Questo disse poi ripartì pasciuto,
e in fila per Pistoia coi compagni
ripercorse un evento già vissuto:
la pioggia venne giù come da fonte
costringendo al riparo sotto un ponte.
“La mantellina” disse infradiciato
“chi l’ha portata è l’ora che la indossi.”
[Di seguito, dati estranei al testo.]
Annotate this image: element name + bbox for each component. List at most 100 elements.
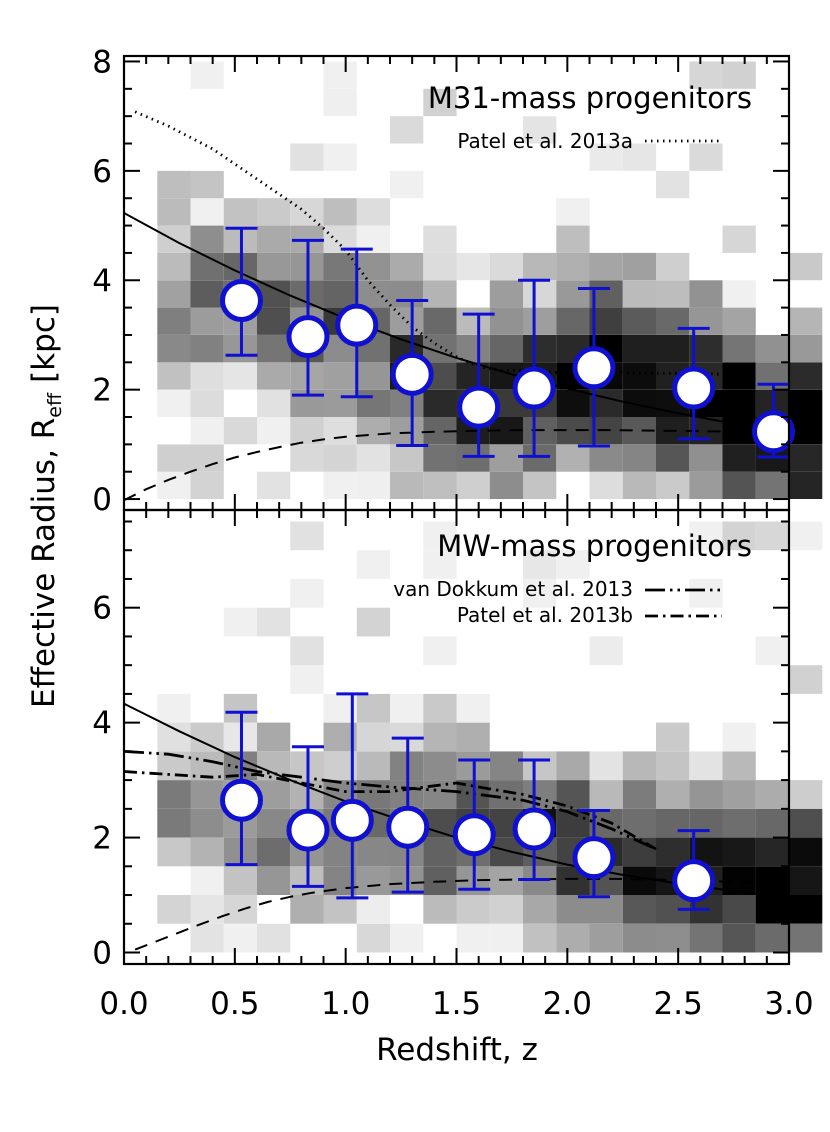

Ripartirono via tutti d’un fiato
e l’acqua tracimava anche dai fossi,
quando fu visto sotto un porticato
un omin che cuoceva carne ed ossi.
Fu visto ed occupato in un baleno,
tutti nel fumo ad aspettar sereno.
Bastò comunque un diradar di gocce
che i ciclisti tornaron tosto in sella
lavati come usciti dalle docce.
“L’acqua sui nostri corpi si debella.”
Disse qualcuno e tanto furon rocce
che ne presero un’altra catinella.
Con questi lava-asciuga ininterrotti
la botta non s’udì di Pelagotti.
Il tepore di giugno sul finale
a qualcuno asciugò financo i panni,
ma si narra che un altro temporale
assai più denso e gravido d’affanni
abbia colpito lo scrittor sociale
mentre tornava ai casalinghi scanni.
Così è la bici, di vita maestra,
chi non si vuol bagnar vada in palestra.